Des positions très abouties mais minoritaires sur l'échiquier politique

Ainsi, pour Jean-Luc Mélenchon ou Eva Joly, l'agriculture française doit sortir du tout chimique et la bio représente le moteur de ce changement de système, vecteur d'un véritable changement de société (EELV) ou élément contributif parmi d'autres (FG). Les objectifs sont clairs: changer le logiciel de l'agriculture productiviste vers une agriculture écologique, intensive en travail et productrice d'aliments de qualité.
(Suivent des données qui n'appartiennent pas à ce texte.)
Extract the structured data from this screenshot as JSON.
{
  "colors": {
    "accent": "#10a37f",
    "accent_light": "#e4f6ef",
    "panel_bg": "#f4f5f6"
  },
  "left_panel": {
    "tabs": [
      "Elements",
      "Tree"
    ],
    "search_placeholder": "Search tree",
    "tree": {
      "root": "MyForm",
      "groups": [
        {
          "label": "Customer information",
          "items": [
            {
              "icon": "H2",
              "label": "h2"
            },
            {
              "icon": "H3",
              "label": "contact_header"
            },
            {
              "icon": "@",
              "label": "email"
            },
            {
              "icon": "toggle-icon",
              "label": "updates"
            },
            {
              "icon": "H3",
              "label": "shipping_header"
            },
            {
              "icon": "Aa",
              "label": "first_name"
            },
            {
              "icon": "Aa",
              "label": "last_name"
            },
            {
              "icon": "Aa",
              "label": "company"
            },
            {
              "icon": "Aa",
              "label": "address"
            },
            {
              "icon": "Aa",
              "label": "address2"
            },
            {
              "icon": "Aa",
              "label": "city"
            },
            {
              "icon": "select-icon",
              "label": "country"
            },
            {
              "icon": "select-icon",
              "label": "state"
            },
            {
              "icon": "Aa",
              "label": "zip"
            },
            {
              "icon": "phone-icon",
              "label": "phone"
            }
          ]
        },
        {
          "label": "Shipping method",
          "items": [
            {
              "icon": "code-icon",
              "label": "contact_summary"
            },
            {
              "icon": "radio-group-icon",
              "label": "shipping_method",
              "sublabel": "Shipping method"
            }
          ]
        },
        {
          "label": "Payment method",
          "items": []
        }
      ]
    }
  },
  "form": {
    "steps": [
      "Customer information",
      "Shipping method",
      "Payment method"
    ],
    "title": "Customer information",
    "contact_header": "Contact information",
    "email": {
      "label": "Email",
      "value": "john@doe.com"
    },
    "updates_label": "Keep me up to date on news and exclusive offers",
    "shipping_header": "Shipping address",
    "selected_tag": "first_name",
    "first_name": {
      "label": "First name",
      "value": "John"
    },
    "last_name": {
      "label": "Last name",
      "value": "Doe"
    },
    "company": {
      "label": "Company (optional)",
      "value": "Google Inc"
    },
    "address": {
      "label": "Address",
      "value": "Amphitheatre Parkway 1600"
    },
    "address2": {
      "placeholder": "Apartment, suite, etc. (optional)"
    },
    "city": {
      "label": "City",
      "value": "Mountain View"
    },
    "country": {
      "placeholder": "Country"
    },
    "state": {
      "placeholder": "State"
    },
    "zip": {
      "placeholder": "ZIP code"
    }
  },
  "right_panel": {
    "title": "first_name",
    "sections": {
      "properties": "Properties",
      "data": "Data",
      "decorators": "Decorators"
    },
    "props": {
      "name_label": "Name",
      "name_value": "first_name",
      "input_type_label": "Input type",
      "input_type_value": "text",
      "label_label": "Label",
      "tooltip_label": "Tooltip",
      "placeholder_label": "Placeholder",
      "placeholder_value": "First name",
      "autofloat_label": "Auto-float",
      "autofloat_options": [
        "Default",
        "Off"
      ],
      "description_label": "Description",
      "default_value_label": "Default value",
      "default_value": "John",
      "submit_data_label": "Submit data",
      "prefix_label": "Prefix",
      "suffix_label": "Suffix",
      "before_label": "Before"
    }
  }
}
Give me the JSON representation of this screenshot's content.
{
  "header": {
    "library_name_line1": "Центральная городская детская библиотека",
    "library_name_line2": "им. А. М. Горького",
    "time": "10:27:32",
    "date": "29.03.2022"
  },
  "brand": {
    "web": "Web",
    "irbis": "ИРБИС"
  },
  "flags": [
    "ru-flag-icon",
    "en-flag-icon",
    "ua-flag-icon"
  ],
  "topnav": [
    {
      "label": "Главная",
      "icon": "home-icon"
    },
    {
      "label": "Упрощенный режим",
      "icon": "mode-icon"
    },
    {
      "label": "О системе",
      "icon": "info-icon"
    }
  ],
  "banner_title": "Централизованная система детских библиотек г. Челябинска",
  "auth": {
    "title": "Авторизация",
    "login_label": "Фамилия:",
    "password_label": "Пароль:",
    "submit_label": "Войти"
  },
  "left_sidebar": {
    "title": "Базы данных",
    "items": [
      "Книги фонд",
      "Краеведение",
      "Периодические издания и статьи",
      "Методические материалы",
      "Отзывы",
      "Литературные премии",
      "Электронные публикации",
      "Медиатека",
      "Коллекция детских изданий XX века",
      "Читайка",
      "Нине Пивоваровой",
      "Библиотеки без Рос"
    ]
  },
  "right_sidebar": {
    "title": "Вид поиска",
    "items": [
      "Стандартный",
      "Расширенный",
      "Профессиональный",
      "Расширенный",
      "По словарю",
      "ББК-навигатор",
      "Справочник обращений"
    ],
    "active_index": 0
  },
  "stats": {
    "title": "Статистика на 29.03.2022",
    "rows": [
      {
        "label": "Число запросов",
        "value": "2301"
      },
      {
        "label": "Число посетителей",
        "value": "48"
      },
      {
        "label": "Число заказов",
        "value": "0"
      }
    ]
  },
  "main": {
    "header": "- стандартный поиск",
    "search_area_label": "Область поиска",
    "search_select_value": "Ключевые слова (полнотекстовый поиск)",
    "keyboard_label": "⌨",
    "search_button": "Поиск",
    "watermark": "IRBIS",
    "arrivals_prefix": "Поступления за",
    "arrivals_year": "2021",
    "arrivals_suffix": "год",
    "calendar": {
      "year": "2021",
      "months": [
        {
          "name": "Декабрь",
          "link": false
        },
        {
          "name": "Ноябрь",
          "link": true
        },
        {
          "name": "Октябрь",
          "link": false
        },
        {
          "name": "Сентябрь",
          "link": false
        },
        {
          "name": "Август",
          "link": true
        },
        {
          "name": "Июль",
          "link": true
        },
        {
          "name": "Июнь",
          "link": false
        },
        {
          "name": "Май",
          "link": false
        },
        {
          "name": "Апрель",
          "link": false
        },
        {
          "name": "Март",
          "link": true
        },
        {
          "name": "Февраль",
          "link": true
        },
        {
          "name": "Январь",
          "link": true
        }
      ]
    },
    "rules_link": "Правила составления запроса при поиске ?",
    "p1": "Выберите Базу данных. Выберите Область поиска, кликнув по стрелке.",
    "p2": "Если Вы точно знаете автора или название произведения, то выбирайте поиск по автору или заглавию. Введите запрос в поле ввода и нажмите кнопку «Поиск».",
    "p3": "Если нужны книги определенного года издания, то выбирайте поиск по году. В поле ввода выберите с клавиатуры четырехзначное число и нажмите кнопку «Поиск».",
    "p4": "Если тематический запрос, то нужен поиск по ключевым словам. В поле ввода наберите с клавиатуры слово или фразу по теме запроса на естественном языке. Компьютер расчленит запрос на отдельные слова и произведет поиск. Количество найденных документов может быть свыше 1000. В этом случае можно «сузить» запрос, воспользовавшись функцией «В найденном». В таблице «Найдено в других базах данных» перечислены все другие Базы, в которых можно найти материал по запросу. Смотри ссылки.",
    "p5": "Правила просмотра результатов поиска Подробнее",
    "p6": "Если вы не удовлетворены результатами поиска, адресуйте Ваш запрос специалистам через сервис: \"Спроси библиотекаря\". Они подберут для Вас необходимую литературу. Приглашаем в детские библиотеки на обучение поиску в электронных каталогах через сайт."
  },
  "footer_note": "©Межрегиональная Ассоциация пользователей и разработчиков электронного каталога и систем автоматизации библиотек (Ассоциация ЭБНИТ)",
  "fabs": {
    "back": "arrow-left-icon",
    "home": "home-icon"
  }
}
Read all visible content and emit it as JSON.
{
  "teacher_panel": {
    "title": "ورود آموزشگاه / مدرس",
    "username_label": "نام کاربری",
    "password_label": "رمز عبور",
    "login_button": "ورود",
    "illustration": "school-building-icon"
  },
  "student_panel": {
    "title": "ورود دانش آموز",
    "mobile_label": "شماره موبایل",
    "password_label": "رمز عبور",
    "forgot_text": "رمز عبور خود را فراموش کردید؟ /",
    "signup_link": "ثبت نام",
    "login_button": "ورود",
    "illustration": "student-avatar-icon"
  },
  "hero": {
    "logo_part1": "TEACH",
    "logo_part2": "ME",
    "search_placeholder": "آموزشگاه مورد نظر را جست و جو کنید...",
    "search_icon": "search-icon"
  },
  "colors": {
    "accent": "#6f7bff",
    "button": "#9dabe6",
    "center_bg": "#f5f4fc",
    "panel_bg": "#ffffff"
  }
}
Cette économie verte suppose de valoriser les externalités positives de la bio (paiements des services environnementaux notamment) et d'appliquer réellement la règle du pollueur-payeur.


Les autres partis, porteurs du changement ou de l'immobilisme?

Le consensus du « produire plus et mieux » réunit F.Hollande, F.Bayrou ou N.Sarkozy et situe la bio comme un marché porteur (PS), comme une haute technologie (Modem) ou comme un objectif statistique un marché aussi (de niche) (UMP). Dans tous les cas, on peut faire le constat d'une approche spécifique de la bio, valorisée dans ses plus-value économiques (local, emploi) mais ne remettant pas en cause l'essentiel, c'est-à-dire la prétendue vocation exportatrice de la France dans le cadre d'une co-gestion corporatiste des intérêts agro-industriels. Les constats accablants de ce système (disparition des fermes, de l'emploi, inégalité des revenus, captation des aides, avantages fiscaux indus, coûts environnementaux exorbitants, crises et famines au Sud etc.) appellent de la part du nouveau Président de la République des politiques agricoles d'intérêt général, une nouveauté radicale, nous en convenons. Une agriculture biologique, paysanne et de proximité, en est le vecteur privilégié.

 

Les propositions des partis rencontrés sur l'agriculture:

 

 

 

Si tous les candidats réaffirment la dynamique du Grenelle de l'environnement, ils situent l'agriculture biologique de manière très différente selon une dominante « économiciste » de l'agriculture (UMP, PS) et sa variante « technologique » (Modem) ou une approche sociétale (EELV) et sociale (FG).

On rappelle qu'on analyse là les positionnements de campagne et non les politiques publiques menées par les responsables politiques notamment au niveau territorial, qui peuvent être conformes ou, au contraire, beaucoup plus pro actives et engagées, tout bord confondus. Cette représentation graphique des positionnements des candidats traduit, selon nous, trois niveaux positifs de reconnaissance de l'agriculture biologique: comme un mode de production durable à soutenir (parmi d'autres), comme le moteur de l'agriculture durable (à définir) ou comme un vecteur privilégié de transition du système agricole, voire comme une préfiguration d'une économie verte ayant réussie à réinternaliser tous les coûts sociaux et environnementaux (un optimum économique qui fait figure de nouveau modèle de société). 

La FNAB propose des mesures d’urgence et d’intérêt général comme le « zéro pesticides » pour les zones de captages prioritaires ; l’interdiction OGM et la réorientation des budgets de la recherche publique ; la priorité à l’installation en bio.